In business, the latest silver bullet is constantly just around the corner. One concept currently bathed in hype is blockchain. While many may have heard of it, those that can accurately explain what it is are likely less common. Put simply, it’s a database.
A solution in search of a problem
All this excitement for a database seems a little bizarre. We already have any number from multiple providers. The problem with these traditional databases is that it’s challenging from a legal perspective for anyone to say what’s in such and such a database right now is correct, honest, true and has not been tampered or messed with by anyone else.
With blockchain, once a piece of data is placed on it, it can’t be edited without everyone with access to that blockchain knowing. That’s because the data, or block, that’s been placed on it, is actually made up of every block that was placed before it, and it becomes part of every block that goes after it. It’s what’s known as immutable, and it’s one of the reasons blockchain is enjoying its moment in the sun.
Another reason is that blockchain is essentially unhackable, a major selling point in a world where it’s a case of when, not if, a business must deal with an attempted cyber-attack. It achieves this by being based on the concept of using distributed ledgers. That means there’s no pivotal point to attack, so no way of leveraging the connected nature of normal networks that cyber breaches rely on for scale.
So, it’s secure, it can’t be changed without everyone seeing it, and it’s transparent, so any one party to a blockchain can see where each piece of data was created, when, and by whom. It can do multiple things, but it feels like a solution in search of a problem. It doesn’t have one killer application that can change everything. That’s not to say the potential uses aren’t significant – from supply chain to finance, any sector which requires, and struggles, with trust and provenance of data should be an opportunity for blockchain-based technologies.
From diamonds to shipping
In the supply chain alone, there are a variety of initiatives trying to use blockchain to make the whole process more efficient and transparent, from De Beers creating a platform to register tamper-proof and permanent digital records for diamonds, to Walmart looking to improve food safety and product traceability with a number of different pilots, and a whole host of businesses aiming to improve the process of shipping.
From a legal perspective, blockchain is being used in what’s known as smart contracts. These are digital contracts that are not only unchangeable, but automatically enable contractual terms once conditions are met, whether it’s through the exchange of property (be it a house or car) or the releasing of funds (for instance, when a certain amount of work has been delivered).
However, it is in finance that the most prominent use blockchain can be found: cryptocurrency. While the volatility of the value of Bitcoin, cryptocurrency’s most famous example, might be putting some off from using it as a method of distributing or receiving payment, there are other, more fundamental issues with currencies based on distributed ledger technology. For starters, each transaction using a cryptocurrency needs to be queued, put into a block and then replicated to every other owner of that currency. For one like Bitcoin, that means having to replicate across a significant number of people, right across the world. In terms of time, you could be looking at anywhere between one and thirty hours.

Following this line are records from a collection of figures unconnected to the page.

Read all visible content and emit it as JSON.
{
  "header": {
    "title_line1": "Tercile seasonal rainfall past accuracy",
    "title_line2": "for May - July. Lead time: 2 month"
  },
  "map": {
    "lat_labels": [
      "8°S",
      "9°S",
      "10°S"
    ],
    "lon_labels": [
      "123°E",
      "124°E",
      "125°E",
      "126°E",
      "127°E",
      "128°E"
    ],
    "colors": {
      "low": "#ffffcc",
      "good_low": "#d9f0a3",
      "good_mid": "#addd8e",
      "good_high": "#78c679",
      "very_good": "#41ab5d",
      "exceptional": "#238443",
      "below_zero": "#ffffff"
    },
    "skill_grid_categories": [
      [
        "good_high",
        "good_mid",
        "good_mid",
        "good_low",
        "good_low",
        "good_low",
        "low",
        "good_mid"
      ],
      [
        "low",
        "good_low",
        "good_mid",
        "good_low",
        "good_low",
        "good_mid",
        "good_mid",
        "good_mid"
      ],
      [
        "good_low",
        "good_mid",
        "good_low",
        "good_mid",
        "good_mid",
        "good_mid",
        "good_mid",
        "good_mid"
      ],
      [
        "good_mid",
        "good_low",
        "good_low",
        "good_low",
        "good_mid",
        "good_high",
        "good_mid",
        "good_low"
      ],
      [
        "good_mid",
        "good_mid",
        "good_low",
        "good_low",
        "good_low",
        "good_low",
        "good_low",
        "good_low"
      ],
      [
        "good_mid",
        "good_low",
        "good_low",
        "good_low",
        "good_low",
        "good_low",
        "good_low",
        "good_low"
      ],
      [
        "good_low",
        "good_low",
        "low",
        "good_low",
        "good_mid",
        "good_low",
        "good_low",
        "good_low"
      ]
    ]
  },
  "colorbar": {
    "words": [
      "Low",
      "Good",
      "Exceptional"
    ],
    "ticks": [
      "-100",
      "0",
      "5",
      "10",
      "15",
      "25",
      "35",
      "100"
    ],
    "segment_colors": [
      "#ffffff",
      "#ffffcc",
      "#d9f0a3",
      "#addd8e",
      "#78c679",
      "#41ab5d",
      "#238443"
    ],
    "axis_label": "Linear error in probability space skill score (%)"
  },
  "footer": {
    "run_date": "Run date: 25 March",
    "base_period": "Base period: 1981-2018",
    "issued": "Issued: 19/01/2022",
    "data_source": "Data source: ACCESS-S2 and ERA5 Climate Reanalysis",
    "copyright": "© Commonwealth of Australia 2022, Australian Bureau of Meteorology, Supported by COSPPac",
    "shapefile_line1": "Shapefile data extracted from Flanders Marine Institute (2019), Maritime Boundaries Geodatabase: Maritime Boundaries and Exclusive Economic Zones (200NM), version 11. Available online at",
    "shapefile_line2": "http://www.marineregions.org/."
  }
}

The sheer amount of energy required to produce Bitcoin can also be an obstacle. Right now, the amount of electricity required to power the compute power to produce a Bitcoin is worth about the same as that Bitcoin – put more tangibly, at the end of May 2018, over 6 million US households or the whole of Switzerland could be powered by the amount of electricity used by Bitcoin.
Overcoming limitations to unlock true potential
As a society we are used to fast transactions – I tell you I have uploaded the data, or I pay you for my coffee with my credit card, and you know instantly whether that is the case. What good is a currency system if I must wait a day before I know if I’ve received payment, or if the data has been added to the system?
There’s another use, however, which stays true to the aspirations of blockchain, but which circumvents the challenges of having to connect with every other member of the chain – private, or internal, enterprise-grade blockchains. As businesses see their applications spread out, they’re going to need distributed database solutions at increasingly disparate points of the network or in their application infrastructure. In some instances, blockchain is going to be a perfect fit where a distributed, replicated, unchangeable database is required. For instance, collecting data from IoT sensors being used for AI consumption at the Edge and then pushing the results back to the middle. This will need to be carefully integrated into existing systems, while being able to manage a private blockchain is going to be critical, but it demonstrates the potential deployment of blockchain concepts in large-scale organisations.
Finding the right use for a system of trust
There’s no doubt that, when deployed properly, blockchain can help solve some of the challenges currently afflicting certain sectors today. That said, it’s not appropriate for all uses, or even all databases, and it does have limitations that are, at present, incompatible with the way business operates today. However, being immutable, transparent and unhackable, it can help build a system of trust between multiple independent parties – critical in improving the efficiencies and provenance of supply chains, for example. Yet it is within large-scale organisations that blockchains can have real impact. By supporting the storing and sharing of critical data as businesses’ own networks become decentralised, blockchain may have found the problem it can solve and help it make the jump from hype to standard behaviour.